Sunday, April 19, 2009

A tale of three cities

I was told Melbourne was the ‘liveable city,’ and many people prefer it over Sydney. I was keen to make my own opinion, so visited with my parents over the Easter weekend.

Our hotel was situated very near the river and the southbank, which is an area I’d been advised to explore, so after dumping our luggage we headed there. Coming from Sydney and its massive harbour areas, and having lived in London with the Thames southbank, I have to say I was expecting something a little bigger. Quaint is perhaps a word that would spring to mind. And a bit of ‘Oh, is this it?’


Surprise number two was when we sought out Federation Square, the main events square in the city. Once again, with images of Trafalgar Square and Martin Place as my benchmark I was surprised. This time it was for the lack of the traditional. I would be pushed to call it a square; more an irregular quadrilateral, with its modern walls of jerky angles, mixtures of glass and stone, and a sloping floor. But good on them. For once the Australians hadn’t tried to copy a part of Europe, but had instead come up with something unique and totally their own. I actually became quite fond of it.


Somewhere they did imitate Europe was with their new London eye style observation wheel in the docklands: the southern star. Alas, it is a stationary wheel. A month after it opened at the start of 2009 it was closed due to ‘structural defects’, including buckling and cracks. The rumours were that the 40 degree temperatures melted the metal, but according to wikipedia it was an engineering mistake, not the sun. Ooops. That’s a bit embarrassing for the engineers.


I’m afraid that, overall, Sydney and London still win by far. Sydney’s main market in china town is far more central than Melbourne’s Queen Victoria Markets.
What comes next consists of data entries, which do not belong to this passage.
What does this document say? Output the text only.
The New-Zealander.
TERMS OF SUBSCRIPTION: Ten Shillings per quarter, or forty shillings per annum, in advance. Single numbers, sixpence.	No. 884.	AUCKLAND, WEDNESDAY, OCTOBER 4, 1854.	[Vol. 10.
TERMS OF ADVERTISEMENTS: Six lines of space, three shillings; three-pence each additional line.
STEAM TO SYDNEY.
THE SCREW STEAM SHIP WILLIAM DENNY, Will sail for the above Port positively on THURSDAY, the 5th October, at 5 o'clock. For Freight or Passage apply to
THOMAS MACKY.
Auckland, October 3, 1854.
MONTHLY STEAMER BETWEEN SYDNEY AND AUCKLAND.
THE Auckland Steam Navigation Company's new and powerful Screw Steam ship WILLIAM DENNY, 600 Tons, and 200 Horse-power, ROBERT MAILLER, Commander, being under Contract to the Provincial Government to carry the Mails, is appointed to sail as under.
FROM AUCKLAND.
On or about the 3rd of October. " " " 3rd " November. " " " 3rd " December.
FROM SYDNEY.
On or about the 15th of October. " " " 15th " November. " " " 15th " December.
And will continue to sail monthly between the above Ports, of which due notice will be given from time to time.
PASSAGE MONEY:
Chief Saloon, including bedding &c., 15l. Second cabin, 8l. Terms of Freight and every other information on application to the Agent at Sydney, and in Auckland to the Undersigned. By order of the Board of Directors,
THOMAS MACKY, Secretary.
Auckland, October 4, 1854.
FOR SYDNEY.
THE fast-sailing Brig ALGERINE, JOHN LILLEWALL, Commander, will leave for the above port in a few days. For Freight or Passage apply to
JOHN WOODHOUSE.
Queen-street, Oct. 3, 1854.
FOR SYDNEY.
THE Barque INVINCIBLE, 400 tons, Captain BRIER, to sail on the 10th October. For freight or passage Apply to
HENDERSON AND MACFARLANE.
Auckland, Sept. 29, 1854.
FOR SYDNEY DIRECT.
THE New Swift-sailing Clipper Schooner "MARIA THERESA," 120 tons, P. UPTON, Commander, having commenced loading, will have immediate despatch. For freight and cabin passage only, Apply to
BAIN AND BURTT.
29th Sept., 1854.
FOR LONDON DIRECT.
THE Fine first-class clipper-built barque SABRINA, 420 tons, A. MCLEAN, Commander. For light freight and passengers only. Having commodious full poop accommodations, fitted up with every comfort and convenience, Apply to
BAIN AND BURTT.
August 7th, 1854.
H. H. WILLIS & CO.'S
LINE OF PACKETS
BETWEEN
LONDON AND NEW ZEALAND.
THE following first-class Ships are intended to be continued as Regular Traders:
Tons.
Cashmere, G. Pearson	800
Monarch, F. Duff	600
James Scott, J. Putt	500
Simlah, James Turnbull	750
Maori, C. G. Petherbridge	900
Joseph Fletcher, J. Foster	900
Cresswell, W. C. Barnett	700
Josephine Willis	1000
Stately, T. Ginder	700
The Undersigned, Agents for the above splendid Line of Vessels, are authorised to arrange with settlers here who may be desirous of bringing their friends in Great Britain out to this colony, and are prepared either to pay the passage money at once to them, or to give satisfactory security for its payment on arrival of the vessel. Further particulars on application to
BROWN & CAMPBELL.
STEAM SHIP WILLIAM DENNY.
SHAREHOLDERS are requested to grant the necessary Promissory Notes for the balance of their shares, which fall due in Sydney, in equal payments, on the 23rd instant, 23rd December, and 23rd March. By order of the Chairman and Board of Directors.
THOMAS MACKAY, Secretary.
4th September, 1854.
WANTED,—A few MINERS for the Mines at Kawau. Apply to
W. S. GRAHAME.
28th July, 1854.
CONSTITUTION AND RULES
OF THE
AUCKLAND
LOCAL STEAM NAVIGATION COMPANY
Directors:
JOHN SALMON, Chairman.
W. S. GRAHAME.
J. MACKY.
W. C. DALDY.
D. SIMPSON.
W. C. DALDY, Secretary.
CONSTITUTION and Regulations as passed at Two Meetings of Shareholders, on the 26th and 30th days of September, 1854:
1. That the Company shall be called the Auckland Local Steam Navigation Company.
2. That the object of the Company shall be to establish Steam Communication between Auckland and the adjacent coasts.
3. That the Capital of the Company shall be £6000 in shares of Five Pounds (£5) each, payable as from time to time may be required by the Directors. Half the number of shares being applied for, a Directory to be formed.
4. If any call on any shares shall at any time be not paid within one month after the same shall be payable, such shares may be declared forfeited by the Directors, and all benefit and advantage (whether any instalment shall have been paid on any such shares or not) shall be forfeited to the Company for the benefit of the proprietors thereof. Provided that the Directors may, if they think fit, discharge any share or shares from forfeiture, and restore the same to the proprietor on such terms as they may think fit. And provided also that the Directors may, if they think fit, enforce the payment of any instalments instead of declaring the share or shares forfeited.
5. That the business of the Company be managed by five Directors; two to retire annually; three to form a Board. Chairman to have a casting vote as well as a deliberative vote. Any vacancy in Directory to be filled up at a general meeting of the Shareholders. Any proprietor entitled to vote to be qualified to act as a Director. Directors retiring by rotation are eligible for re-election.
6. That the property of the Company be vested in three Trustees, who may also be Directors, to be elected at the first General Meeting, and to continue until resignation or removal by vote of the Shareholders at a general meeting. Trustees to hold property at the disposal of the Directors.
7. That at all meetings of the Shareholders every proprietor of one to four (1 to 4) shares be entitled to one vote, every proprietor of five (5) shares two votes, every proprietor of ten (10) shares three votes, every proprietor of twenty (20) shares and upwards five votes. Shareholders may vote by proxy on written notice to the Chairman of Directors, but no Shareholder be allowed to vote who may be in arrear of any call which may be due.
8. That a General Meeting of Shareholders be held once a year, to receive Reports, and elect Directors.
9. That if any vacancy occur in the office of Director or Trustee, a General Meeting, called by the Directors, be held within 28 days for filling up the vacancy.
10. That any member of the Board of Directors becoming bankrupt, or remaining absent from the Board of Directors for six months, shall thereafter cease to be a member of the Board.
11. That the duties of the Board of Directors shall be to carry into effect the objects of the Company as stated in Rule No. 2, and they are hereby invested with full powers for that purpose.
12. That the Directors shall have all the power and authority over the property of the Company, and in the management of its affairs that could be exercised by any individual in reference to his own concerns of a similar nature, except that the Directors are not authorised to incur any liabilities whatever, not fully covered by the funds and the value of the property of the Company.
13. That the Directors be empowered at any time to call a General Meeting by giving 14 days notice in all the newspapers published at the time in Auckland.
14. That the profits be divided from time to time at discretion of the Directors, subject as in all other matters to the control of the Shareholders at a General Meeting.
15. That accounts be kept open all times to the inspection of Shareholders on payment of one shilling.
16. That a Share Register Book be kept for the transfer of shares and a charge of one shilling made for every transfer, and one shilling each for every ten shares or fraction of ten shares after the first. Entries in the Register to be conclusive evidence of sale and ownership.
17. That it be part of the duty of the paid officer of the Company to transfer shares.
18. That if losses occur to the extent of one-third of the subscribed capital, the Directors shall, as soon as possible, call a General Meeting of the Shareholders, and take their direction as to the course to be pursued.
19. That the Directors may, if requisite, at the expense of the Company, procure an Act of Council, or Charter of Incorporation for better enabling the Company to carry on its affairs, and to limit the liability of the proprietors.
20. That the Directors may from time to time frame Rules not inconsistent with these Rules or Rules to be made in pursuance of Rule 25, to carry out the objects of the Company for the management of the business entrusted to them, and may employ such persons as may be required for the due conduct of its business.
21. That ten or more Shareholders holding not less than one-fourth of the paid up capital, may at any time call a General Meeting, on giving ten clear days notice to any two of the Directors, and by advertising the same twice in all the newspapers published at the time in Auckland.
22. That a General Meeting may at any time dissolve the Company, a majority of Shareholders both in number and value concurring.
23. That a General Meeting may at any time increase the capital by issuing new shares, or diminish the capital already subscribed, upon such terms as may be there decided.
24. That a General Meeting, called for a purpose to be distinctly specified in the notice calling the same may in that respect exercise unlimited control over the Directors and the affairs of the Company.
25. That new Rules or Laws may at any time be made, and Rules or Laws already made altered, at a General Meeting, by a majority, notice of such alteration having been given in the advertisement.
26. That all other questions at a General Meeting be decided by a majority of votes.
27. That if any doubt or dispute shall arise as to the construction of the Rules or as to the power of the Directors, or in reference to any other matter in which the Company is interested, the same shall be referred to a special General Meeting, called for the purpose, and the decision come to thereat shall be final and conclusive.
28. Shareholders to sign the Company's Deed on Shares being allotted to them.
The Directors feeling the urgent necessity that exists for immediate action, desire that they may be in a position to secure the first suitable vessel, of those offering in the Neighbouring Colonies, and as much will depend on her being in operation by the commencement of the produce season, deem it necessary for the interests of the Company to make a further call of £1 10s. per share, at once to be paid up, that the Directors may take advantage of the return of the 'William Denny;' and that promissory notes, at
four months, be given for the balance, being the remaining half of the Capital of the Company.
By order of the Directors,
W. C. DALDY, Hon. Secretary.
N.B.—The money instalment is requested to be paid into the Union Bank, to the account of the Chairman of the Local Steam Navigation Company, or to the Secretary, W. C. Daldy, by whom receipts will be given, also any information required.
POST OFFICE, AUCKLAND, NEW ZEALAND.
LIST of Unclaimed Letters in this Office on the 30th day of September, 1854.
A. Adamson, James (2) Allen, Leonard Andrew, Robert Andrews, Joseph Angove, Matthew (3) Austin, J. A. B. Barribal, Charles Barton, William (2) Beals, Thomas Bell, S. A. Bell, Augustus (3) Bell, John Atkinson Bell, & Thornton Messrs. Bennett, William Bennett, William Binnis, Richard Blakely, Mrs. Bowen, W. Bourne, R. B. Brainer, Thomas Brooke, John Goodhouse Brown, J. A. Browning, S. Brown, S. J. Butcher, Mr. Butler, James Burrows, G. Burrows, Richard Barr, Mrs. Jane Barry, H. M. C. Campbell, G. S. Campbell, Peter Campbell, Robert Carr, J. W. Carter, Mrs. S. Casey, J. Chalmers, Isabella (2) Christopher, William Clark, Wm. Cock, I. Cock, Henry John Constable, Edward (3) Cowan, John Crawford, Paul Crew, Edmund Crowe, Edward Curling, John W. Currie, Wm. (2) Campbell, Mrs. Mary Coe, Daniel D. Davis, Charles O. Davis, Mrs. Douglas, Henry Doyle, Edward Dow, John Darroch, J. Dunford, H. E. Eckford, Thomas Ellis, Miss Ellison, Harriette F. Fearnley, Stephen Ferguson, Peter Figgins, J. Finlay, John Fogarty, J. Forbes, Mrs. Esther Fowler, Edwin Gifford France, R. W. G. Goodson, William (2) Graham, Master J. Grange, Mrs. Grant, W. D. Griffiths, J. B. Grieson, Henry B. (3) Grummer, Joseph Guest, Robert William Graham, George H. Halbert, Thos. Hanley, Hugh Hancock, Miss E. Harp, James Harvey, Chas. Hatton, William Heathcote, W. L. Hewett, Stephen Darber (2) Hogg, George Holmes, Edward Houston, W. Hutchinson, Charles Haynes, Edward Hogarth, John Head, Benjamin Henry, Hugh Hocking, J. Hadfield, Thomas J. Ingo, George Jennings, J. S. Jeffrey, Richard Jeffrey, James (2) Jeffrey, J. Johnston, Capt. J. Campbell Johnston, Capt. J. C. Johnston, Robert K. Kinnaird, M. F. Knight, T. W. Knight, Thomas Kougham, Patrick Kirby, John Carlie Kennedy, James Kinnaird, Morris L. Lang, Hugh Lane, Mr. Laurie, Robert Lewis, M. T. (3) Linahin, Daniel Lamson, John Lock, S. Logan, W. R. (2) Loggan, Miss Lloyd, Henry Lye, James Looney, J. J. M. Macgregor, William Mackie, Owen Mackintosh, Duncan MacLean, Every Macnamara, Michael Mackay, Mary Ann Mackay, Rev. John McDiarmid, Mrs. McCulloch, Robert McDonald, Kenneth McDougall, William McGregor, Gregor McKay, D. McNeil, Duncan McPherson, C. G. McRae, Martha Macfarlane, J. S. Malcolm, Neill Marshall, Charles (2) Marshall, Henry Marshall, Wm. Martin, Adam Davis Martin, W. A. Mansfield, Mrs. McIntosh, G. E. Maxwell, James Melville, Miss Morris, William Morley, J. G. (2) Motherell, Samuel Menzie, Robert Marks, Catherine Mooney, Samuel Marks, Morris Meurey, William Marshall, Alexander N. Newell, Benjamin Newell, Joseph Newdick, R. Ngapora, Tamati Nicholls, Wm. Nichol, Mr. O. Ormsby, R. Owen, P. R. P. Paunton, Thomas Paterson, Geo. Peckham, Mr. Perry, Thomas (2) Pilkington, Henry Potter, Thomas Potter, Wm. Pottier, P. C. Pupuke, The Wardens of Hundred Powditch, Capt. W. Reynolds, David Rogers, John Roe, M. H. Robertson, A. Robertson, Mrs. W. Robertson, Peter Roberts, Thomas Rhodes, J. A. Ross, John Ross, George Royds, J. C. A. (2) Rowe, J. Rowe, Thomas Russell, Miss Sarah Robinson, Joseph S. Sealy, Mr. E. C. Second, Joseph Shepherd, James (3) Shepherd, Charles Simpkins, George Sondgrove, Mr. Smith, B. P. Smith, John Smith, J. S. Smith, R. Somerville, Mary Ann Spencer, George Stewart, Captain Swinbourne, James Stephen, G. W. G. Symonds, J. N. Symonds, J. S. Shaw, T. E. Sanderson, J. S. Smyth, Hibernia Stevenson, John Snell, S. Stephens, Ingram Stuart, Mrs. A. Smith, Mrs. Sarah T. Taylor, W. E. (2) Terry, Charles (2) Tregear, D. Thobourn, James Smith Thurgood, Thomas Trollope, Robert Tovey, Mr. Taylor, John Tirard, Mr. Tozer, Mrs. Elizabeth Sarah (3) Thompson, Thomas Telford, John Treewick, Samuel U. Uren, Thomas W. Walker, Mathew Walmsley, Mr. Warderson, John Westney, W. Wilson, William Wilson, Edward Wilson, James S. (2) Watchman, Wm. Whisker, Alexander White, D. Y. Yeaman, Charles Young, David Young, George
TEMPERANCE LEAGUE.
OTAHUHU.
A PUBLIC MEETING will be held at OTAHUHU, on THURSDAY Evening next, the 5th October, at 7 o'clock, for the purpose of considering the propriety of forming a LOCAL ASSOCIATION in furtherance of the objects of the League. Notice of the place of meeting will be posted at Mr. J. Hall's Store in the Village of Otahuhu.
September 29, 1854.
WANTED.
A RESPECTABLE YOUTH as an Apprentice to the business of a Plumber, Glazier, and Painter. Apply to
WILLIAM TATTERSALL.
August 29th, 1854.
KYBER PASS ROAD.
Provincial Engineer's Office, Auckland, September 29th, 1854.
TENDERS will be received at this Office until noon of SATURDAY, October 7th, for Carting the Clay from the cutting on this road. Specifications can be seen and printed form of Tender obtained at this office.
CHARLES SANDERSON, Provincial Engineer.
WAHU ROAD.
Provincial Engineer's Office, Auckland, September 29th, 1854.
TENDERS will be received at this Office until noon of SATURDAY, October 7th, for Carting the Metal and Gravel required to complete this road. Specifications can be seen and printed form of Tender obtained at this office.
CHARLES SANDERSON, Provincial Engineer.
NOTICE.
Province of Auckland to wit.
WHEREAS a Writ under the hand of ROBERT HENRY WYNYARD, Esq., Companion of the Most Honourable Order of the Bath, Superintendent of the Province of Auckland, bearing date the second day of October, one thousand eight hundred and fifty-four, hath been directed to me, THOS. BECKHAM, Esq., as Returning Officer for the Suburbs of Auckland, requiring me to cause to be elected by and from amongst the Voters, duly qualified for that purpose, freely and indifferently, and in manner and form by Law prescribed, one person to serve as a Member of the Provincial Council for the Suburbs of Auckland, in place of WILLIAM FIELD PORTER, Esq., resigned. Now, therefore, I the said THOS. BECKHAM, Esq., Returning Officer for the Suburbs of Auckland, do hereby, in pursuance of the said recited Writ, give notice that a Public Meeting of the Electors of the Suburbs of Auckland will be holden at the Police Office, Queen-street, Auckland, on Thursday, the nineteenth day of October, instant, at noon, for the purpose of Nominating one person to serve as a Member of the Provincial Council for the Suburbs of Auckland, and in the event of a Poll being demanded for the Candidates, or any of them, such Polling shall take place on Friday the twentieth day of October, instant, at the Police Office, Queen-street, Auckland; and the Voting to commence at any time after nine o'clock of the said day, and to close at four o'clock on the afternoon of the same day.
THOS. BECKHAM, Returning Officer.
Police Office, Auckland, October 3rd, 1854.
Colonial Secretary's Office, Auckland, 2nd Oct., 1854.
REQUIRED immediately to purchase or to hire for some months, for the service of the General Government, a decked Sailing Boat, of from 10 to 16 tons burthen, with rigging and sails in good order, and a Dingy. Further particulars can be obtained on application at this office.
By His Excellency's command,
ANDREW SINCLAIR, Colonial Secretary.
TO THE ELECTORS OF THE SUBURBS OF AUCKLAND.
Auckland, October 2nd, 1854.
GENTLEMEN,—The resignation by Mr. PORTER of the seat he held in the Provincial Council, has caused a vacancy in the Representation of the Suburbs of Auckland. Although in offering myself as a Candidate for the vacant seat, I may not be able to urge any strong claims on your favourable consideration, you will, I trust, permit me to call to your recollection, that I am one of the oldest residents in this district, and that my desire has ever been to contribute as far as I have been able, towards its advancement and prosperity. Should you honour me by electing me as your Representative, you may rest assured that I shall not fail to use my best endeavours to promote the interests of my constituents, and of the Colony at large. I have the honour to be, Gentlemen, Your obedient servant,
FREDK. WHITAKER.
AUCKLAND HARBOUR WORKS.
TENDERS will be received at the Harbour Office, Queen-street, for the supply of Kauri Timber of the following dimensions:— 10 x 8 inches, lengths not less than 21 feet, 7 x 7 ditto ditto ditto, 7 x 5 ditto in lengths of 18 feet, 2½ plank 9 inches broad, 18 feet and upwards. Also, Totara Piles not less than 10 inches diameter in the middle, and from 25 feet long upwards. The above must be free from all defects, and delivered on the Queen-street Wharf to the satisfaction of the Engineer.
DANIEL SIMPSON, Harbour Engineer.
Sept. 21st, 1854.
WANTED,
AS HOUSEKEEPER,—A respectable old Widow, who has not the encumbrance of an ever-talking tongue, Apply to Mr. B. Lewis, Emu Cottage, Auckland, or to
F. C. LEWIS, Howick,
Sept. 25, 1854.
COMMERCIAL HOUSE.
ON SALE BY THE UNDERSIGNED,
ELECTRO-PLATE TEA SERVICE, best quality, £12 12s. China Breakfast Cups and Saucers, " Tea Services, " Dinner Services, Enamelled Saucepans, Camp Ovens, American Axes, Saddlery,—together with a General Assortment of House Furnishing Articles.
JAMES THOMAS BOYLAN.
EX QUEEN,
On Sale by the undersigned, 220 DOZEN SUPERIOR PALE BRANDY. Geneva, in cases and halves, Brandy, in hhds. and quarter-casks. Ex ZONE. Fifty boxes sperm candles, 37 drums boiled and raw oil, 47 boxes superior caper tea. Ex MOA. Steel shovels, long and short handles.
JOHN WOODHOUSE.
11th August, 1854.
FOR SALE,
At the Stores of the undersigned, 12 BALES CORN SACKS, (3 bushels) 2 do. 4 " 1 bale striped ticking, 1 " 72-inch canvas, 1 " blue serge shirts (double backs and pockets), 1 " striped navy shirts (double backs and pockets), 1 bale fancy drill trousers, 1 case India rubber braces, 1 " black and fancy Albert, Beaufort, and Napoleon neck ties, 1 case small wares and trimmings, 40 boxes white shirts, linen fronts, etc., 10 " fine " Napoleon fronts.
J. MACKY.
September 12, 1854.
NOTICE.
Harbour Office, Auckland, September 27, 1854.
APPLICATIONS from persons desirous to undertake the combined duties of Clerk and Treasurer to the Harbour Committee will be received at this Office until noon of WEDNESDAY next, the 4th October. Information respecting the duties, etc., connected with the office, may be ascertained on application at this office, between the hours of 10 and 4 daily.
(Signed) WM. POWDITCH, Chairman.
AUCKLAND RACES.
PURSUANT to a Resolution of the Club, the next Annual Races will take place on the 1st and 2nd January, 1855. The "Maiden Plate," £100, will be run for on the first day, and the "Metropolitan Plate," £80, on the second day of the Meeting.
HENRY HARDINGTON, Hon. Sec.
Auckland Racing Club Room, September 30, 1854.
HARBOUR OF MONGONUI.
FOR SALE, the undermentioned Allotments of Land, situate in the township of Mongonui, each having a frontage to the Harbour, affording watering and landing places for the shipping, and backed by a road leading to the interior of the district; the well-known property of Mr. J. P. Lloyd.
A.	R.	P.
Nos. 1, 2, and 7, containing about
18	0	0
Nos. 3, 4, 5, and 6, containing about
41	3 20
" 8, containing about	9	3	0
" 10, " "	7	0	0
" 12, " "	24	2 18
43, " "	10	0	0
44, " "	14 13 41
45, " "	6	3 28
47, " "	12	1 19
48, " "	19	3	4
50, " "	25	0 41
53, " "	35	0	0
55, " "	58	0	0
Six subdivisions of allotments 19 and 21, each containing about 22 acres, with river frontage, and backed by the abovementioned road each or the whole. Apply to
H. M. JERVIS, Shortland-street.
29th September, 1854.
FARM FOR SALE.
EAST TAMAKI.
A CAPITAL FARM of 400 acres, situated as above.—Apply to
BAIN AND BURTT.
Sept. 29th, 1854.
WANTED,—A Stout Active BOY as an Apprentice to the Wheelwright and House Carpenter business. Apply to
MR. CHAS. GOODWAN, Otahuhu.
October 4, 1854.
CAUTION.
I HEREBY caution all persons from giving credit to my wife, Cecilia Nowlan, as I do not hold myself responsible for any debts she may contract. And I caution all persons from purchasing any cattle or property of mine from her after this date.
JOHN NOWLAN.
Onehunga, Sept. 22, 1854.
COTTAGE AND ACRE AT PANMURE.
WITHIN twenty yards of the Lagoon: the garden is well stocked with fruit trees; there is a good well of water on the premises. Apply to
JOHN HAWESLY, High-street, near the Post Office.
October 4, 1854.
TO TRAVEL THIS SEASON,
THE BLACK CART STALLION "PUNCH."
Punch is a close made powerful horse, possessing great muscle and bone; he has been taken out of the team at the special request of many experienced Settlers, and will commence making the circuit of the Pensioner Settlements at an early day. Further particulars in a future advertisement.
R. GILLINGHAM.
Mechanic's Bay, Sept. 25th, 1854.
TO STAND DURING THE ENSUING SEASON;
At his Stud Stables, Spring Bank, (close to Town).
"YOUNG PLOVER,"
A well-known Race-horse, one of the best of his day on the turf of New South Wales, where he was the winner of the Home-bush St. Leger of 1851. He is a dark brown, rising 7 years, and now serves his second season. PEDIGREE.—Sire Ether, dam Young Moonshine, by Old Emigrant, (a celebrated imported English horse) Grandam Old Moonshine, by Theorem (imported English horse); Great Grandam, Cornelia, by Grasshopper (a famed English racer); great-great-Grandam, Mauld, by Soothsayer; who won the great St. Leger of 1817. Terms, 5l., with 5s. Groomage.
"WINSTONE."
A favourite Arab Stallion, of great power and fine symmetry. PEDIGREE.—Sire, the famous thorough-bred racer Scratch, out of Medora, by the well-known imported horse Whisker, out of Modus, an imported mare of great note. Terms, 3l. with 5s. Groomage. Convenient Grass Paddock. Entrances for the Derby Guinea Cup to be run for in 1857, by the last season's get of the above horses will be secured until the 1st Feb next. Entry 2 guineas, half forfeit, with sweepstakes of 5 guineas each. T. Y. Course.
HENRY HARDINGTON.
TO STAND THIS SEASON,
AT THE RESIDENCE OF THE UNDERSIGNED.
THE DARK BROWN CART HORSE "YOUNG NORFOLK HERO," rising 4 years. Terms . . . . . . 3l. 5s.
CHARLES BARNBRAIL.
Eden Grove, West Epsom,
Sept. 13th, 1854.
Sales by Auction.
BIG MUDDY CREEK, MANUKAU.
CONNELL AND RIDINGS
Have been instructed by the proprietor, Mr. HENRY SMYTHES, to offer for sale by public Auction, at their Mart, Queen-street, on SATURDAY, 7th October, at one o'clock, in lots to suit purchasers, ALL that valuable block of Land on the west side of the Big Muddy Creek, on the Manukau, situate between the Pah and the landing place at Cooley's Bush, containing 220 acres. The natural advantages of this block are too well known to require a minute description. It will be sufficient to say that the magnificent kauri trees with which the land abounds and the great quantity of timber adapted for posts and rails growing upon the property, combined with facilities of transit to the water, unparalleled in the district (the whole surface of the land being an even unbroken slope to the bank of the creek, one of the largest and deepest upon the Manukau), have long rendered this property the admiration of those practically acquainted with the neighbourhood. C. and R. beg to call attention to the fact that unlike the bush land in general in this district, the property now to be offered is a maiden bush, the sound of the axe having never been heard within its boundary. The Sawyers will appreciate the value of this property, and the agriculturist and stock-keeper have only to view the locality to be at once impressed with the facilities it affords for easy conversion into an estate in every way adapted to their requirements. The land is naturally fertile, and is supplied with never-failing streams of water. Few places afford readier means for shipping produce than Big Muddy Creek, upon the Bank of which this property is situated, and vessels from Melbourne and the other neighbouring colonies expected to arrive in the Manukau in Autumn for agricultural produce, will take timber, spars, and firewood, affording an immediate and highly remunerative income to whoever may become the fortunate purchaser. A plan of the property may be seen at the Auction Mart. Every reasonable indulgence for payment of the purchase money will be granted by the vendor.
The Opera House and Harbour Bridge take a lot to beat, and what we saw of Melbourne’s botanical gardens didn’t outdo Sydney’s.

And London’s London…with its massive history, great museums, beautiful parks, and amazing landmarks. It would take something stunning to eclipse my capital.


However, in three days I developed a certain affection for Melbourne, so in three weeks or three months who knows what would happen. It’s still being developed, and the population is still growing, so I’d like to see it in a few years time. The shopping is really good and offers variety, with enticing side streets and alleys to explore, and the cafes are plentiful with lots of character. And of course they have a beautiful casino…




Saturday, April 4, 2009

Bizzare

I’m starting to feel like the world is falling apart. Honestly, things just aren’t doing/ being what they’re supposed to be anymore.

Firstly we have freak weather. Masses of snow in England, masses of rain and masses of fire in Australia.

Next we have the financial crisis. Loss of jobs, loss of money, loss of things making sense. It starts to feel crazy when I’m told Woolworths will no longer be seen on UK high streets, and people in America leave their houses and post front door keys though the letterbox because it’s simply cheaper that way.


These things are all fairly major though, and have no real direct impact on me. This week, however, crazy land caught up with Esther Stewart of 1 Wigram Road.

Sitting in my practice room in the basement level of Sydney conservatorium I was hammering away at some Mozart when the world went dark. The red flashing light from my metronome was my only indication that I hadn’t gone blind. The fire alarm siren starting creeping into my eardrums (they start them quietly here and increase the volume, possibly to prevent heart attacks?) Oh not another fire drill please. This is the fourth one in a month.

No, not another fire drill. Leaving my practice room and bumping into other musicians we found our way stopped by shutters blocking the corridors. I felt as if on the Titanic. Had we been locked in? Were we the sacrifice that had to be made?


Thankfully a member of staff, donning his luminous jacket, showed us to a back exit; a path snaked around the back of the building and into the open. The fire brigade were already there, and the news spread of a power failure. Half an hour later, we were allowed back into the building to collect belongings. Feeling in the dark I found my bag and jacket and decided to abandon the rest until the morning.

On leaving the conservatorium, we discovered that the whole circular quay area of the city was in black out. Chaos. Policemen were playing substitute for the powerless traffic lights, people were sitting in dark cafes finishing their drinks, helicopters were flying overhead filming the footage I saw later on TV, and the streets were jam packed with the hundreds of office workers heading home. I felt like on a movie set.

On returning to my suburb of Glebe I found relative normality. Not long lasted. Wednesday morning I woke up to find the power cut had followed me home. A shower in the dark is an interesting experience. Thursday morning the power was back but we had no water. It’s a good thing I like drinking milk, but any kind of washing had to wait until I arrived at college (I was careful not to breathe on anyone during the bus ride).

What will tomorrow bring? More freak weather, or money madness, or will my house actually fall down? Who knows. It’s an exciting life at least.